Where can ChatGPT help R&D? My answer: in the paper trail.
In R&D, the most valuable asset is what the organization already knows. Every lab notebook, report, presentation and dataset represents a fragment of the institutional memory: what’s been tried, what’s worked, what’s failed and why. Unlike most business records, this knowledge has enduring value. It can inform new discoveries, support IP prosecution or help avoid repeating past mistakes.

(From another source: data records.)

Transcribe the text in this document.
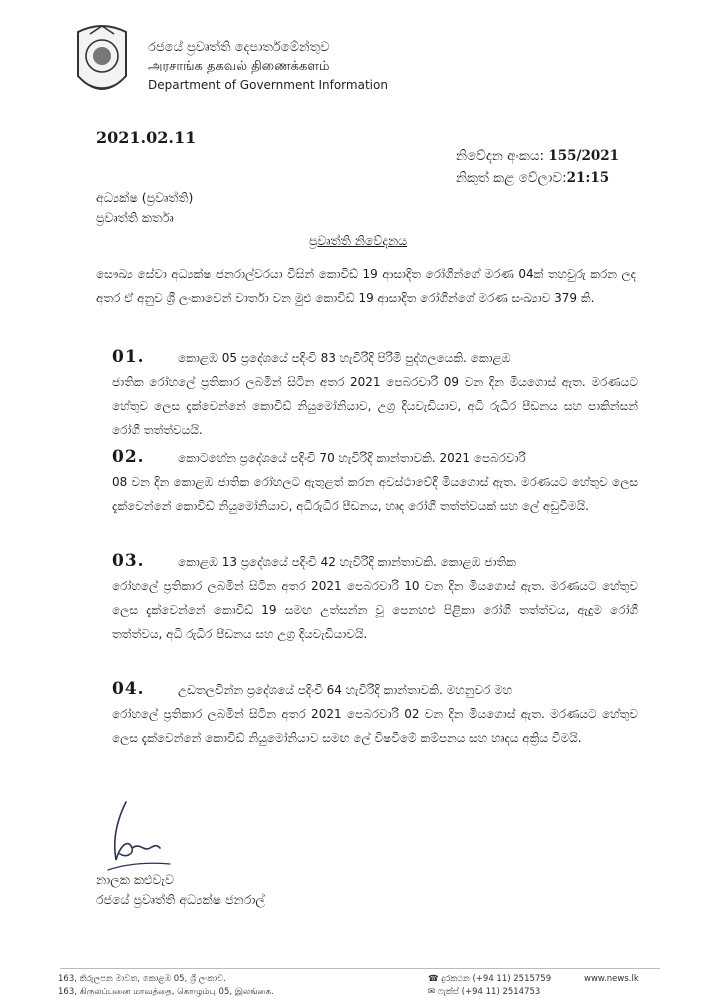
රජයේ ප්‍රවෘත්ති දෙපාර්තමේන්තුව
அரசாங்க தகவல் திணைக்களம்
Department of Government Information
2021.02.11
නිවේදන අංකය: 155/2021
නිකුත් කළ වේලාව:21:15
අධ්‍යක්ෂ (ප්‍රවෘත්ති)
ප්‍රවෘත්ති කර්තෘ
ප්‍රවෘත්ති නිවේදනය
සෞඛ්‍ය සේවා අධ්‍යක්ෂ ජනරාල්වරයා විසින් කොවිඩ් 19 ආසාදිත රෝගීන්ගේ මරණ 04ක් තහවුරු කරන ලද අතර ඒ අනුව ශ්‍රී ලංකාවෙන් වාර්තා වන මුළු කොවිඩ් 19 ආසාදිත රෝගීන්ගේ මරණ සංඛ්‍යාව 379 කි.
01.	කොළඹ 05 ප්‍රදේශයේ පදිංචි 83 හැවිරිදි පිරිමි පුද්ගලයෙකි. කොළඹ
ජාතික රෝහලේ ප්‍රතිකාර ලබමින් සිටින අතර 2021 පෙබරවාරි 09 වන දින මියගොස් ඇත. මරණයට හේතුව ලෙස දැක්වෙන්නේ කොවිඩ් නියුමෝනියාව, උග්‍ර දියවැඩියාව, අධි රුධිර පීඩනය සහ පාකින්සන් රෝගී තත්ත්වයයි.
02.	කොටහේන ප්‍රදේශයේ පදිංචි 70 හැවිරිදි කාන්තාවකි. 2021 පෙබරවාරි
08 වන දින කොළඹ ජාතික රෝහලට ඇතුළත් කරන අවස්ථාවේදී මියගොස් ඇත. මරණයට හේතුව ලෙස දැක්වෙන්නේ කොවිඩ් නියුමෝනියාව, අධිරුධිර පීඩනය, හෘද රෝගී තත්ත්වයක් සහ ලේ අඩුවීමයි.
03.	කොළඹ 13 ප්‍රදේශයේ පදිංචි 42 හැවිරිදි කාන්තාවකි. කොළඹ ජාතික
රෝහලේ ප්‍රතිකාර ලබමින් සිටින අතර 2021 පෙබරවාරි 10 වන දින මියගොස් ඇත. මරණයට හේතුව ලෙස දැක්වෙන්නේ කොවිඩ් 19 සමඟ උත්සන්න වූ පෙනහළු පිළිකා රෝගී තත්ත්වය, ඇදුම රෝගී තත්ත්වය, අධි රුධිර පීඩනය සහ උග්‍ර දියවැඩියාවයි.
04.	උඩතලවින්න ප්‍රදේශයේ පදිංචි 64 හැවිරිදි කාන්තාවකි. මහනුවර මහ
රෝහලේ ප්‍රතිකාර ලබමින් සිටින අතර 2021 පෙබරවාරි 02 වන දින මියගොස් ඇත. මරණයට හේතුව ලෙස දැක්වෙන්නේ කොවිඩ් නියුමෝනියාව සමඟ ලේ විෂවීමේ කම්පනය සහ හෘදය අක්‍රිය වීමයි.
නාලක කළුවැව
රජයේ ප්‍රවෘත්ති අධ්‍යක්ෂ ජනරාල්
163, කිරුලපන මාවත, කොළඹ 05, ශ්‍රී ලංකාව.
163, கிருலப்பனை மாவத்தை, கொழும்பு 05, இலங்கை.
☎ දුරකථන (+94 11) 2515759
✉ ෆැක්ස් (+94 11) 2514753
www.news.lk
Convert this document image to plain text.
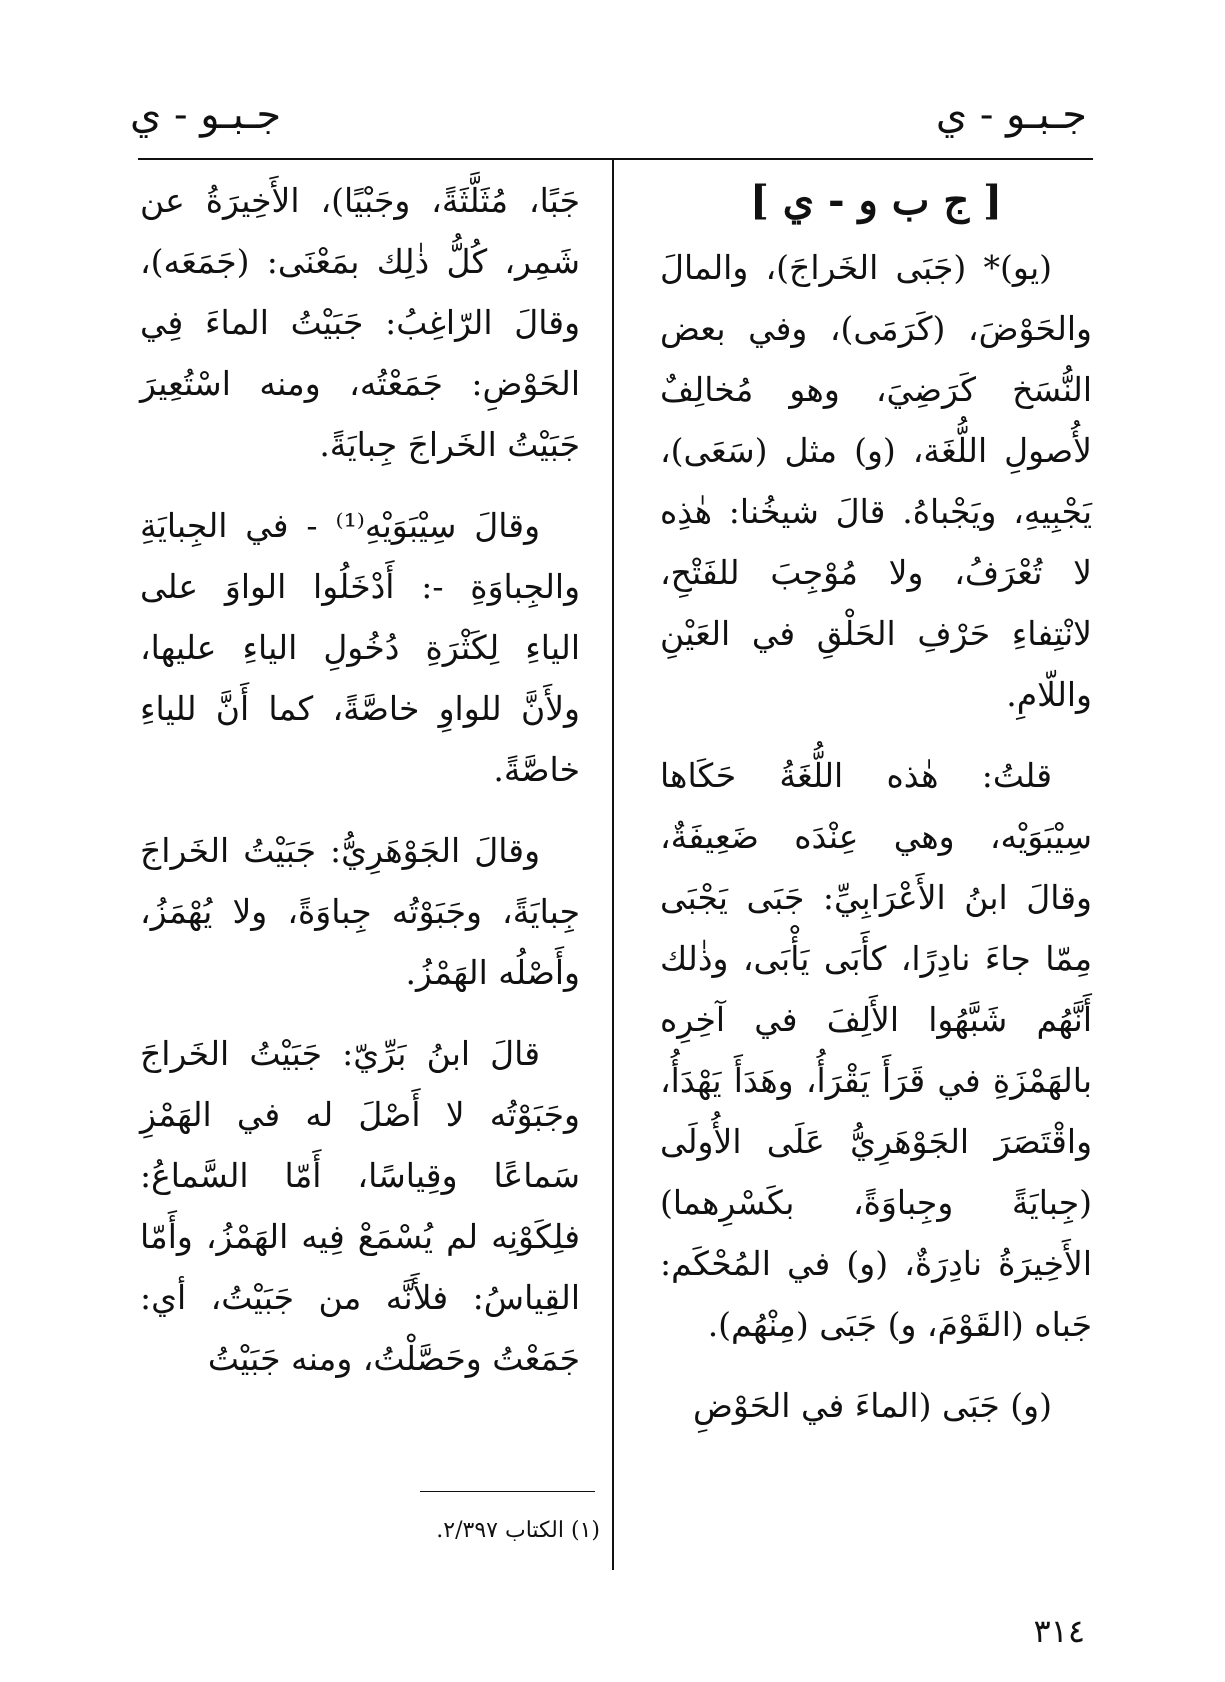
جـبـو - ي
جـبـو - ي
[ ج ب و - ي ]

(يو)* (جَبَى الخَراجَ)، والمالَ والحَوْضَ، (كَرَمَى)، وفي بعض النُّسَخ كَرَضِيَ، وهو مُخالِفٌ لأُصولِ اللُّغَة، (و) مثل (سَعَى)، يَجْبِيهِ، ويَجْباهُ. قالَ شيخُنا: هٰذِه لا تُعْرَفُ، ولا مُوْجِبَ للفَتْحِ، لانْتِفاءِ حَرْفِ الحَلْقِ في العَيْنِ واللّامِ.

قلتُ: هٰذه اللُّغَةُ حَكَاها سِيْبَوَيْه، وهي عِنْدَه ضَعِيفَةٌ، وقالَ ابنُ الأَعْرَابِيِّ: جَبَى يَجْبَى مِمّا جاءَ نادِرًا، كأَبَى يَأْبَى، وذٰلك أَنَّهُم شَبَّهُوا الأَلِفَ في آخِرِه بالهَمْزَةِ في قَرَأَ يَقْرَأُ، وهَدَأَ يَهْدَأُ، واقْتَصَرَ الجَوْهَرِيُّ عَلَى الأُولَى (جِبايَةً وجِباوَةً، بكَسْرِهما) الأَخِيرَةُ نادِرَةٌ، (و) في المُحْكَم: جَباه (القَوْمَ، و) جَبَى (مِنْهُم).

(و) جَبَى (الماءَ في الحَوْضِ

جَبًا، مُثَلَّثَةً، وجَبْيًا)، الأَخِيرَةُ عن شَمِر، كُلُّ ذٰلِك بمَعْنَى: (جَمَعَه)، وقالَ الرّاغِبُ: جَبَيْتُ الماءَ فِي الحَوْضِ: جَمَعْتُه، ومنه اسْتُعِيرَ جَبَيْتُ الخَراجَ جِبايَةً.

وقالَ سِيْبَوَيْهِ⁽¹⁾ - في الجِبايَةِ والجِباوَةِ -: أَدْخَلُوا الواوَ على الياءِ لِكَثْرَةِ دُخُولِ الياءِ عليها، ولأَنَّ للواوِ خاصَّةً، كما أَنَّ للياءِ خاصَّةً.

وقالَ الجَوْهَرِيُّ: جَبَيْتُ الخَراجَ جِبايَةً، وجَبَوْتُه جِباوَةً، ولا يُهْمَزُ، وأَصْلُه الهَمْزُ.

قالَ ابنُ بَرِّيّ: جَبَيْتُ الخَراجَ وجَبَوْتُه لا أَصْلَ له في الهَمْزِ سَماعًا وقِياسًا، أَمّا السَّماعُ: فلِكَوْنِه لم يُسْمَعْ فِيه الهَمْزُ، وأَمّا القِياسُ: فلأَنَّه من جَبَيْتُ، أي: جَمَعْتُ وحَصَّلْتُ، ومنه جَبَيْتُ

(١) الكتاب ٢/٣٩٧.
٣١٤
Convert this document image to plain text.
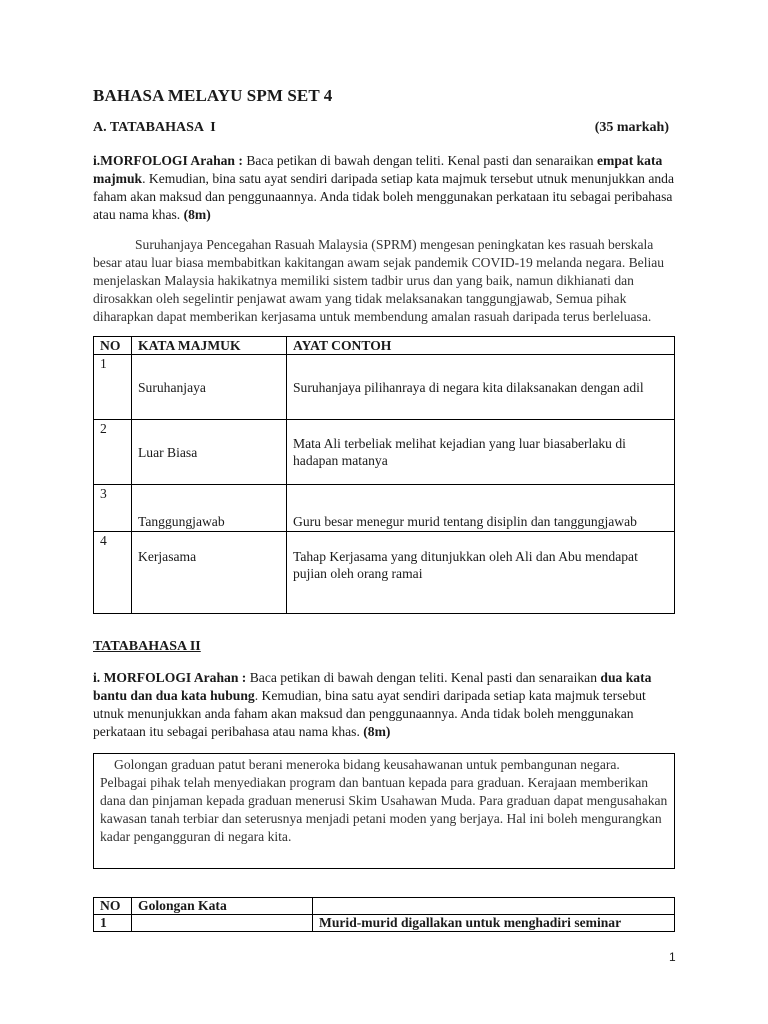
BAHASA MELAYU SPM SET 4
A. TATABAHASA  I	(35 markah)

i.MORFOLOGI Arahan : Baca petikan di bawah dengan teliti. Kenal pasti dan senaraikan empat kata majmuk. Kemudian, bina satu ayat sendiri daripada setiap kata majmuk tersebut utnuk menunjukkan anda faham akan maksud dan penggunaannya. Anda tidak boleh menggunakan perkataan itu sebagai peribahasa atau nama khas. (8m)

Suruhanjaya Pencegahan Rasuah Malaysia (SPRM) mengesan peningkatan kes rasuah berskala besar atau luar biasa membabitkan kakitangan awam sejak pandemik COVID-19 melanda negara. Beliau menjelaskan Malaysia hakikatnya memiliki sistem tadbir urus dan yang baik, namun dikhianati dan dirosakkan oleh segelintir penjawat awam yang tidak melaksanakan tanggungjawab, Semua pihak diharapkan dapat memberikan kerjasama untuk membendung amalan rasuah daripada terus berleluasa.

NO	KATA MAJMUK	AYAT CONTOH
1	Suruhanjaya	Suruhanjaya pilihanraya di negara kita dilaksanakan dengan adil
2	Luar Biasa	Mata Ali terbeliak melihat kejadian yang luar biasaberlaku di hadapan matanya
3	Tanggungjawab	Guru besar menegur murid tentang disiplin dan tanggungjawab
4	Kerjasama	Tahap Kerjasama yang ditunjukkan oleh Ali dan Abu mendapat pujian oleh orang ramai
TATABAHASA II

i. MORFOLOGI Arahan : Baca petikan di bawah dengan teliti. Kenal pasti dan senaraikan dua kata bantu dan dua kata hubung. Kemudian, bina satu ayat sendiri daripada setiap kata majmuk tersebut utnuk menunjukkan anda faham akan maksud dan penggunaannya. Anda tidak boleh menggunakan perkataan itu sebagai peribahasa atau nama khas. (8m)

Golongan graduan patut berani meneroka bidang keusahawanan untuk pembangunan negara. Pelbagai pihak telah menyediakan program dan bantuan kepada para graduan. Kerajaan memberikan dana dan pinjaman kepada graduan menerusi Skim Usahawan Muda. Para graduan dapat mengusahakan kawasan tanah terbiar dan seterusnya menjadi petani moden yang berjaya. Hal ini boleh mengurangkan kadar pengangguran di negara kita.

NO	Golongan Kata	
1		Murid-murid digallakan untuk menghadiri seminar
1
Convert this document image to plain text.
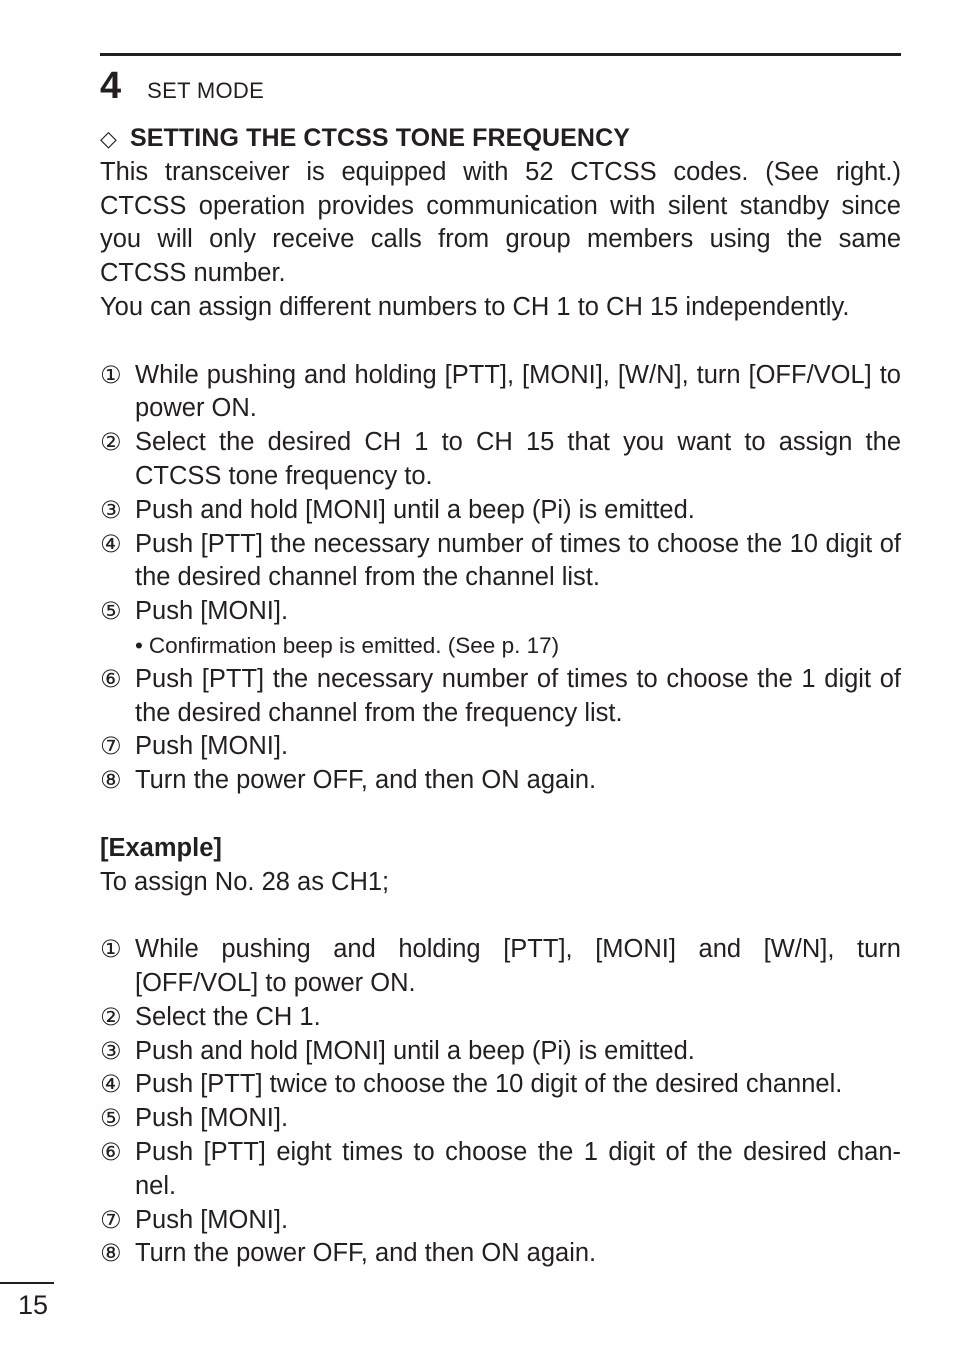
4 SET MODE
◇ SETTING THE CTCSS TONE FREQUENCY

This transceiver is equipped with 52 CTCSS codes. (See right.) CTCSS operation provides communication with silent standby since you will only receive calls from group members using the same CTCSS number.

You can assign different numbers to CH 1 to CH 15 independently.

① While pushing and holding [PTT], [MONI], [W/N], turn [OFF/VOL] to power ON.
② Select the desired CH 1 to CH 15 that you want to assign the CTCSS tone frequency to.
③ Push and hold [MONI] until a beep (Pi) is emitted.
④ Push [PTT] the necessary number of times to choose the 10 digit of the desired channel from the channel list.
⑤ Push [MONI].
• Confirmation beep is emitted. (See p. 17)
⑥ Push [PTT] the necessary number of times to choose the 1 digit of the desired channel from the frequency list.
⑦ Push [MONI].
⑧ Turn the power OFF, and then ON again.
[Example]
To assign No. 28 as CH1;
① While pushing and holding [PTT], [MONI] and [W/N], turn [OFF/VOL] to power ON.
② Select the CH 1.
③ Push and hold [MONI] until a beep (Pi) is emitted.
④ Push [PTT] twice to choose the 10 digit of the desired channel.
⑤ Push [MONI].
⑥ Push [PTT] eight times to choose the 1 digit of the desired chan-nel.
⑦ Push [MONI].
⑧ Turn the power OFF, and then ON again.
15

I learned this lesson firsthand during my very first project at DuPont. It was an ambitious collaboration with MIT at the cutting edge of materials science. And yet, what got me jump-started was an 80-year-old company report which detailed how a remarkably relevant study was done almost a century ago.Unlocking that value with AI isn’t just a matter of clever prompting—it’s a matter of context engineering. This emerging discipline focused on designing the full information ecosystem around a model: what it sees, when and in what form, enabling models like ChatGPT to perform real, domain-specific tasks reliably. In R&D, that means making decades of technical knowledge available in a way that AI can interpret and use.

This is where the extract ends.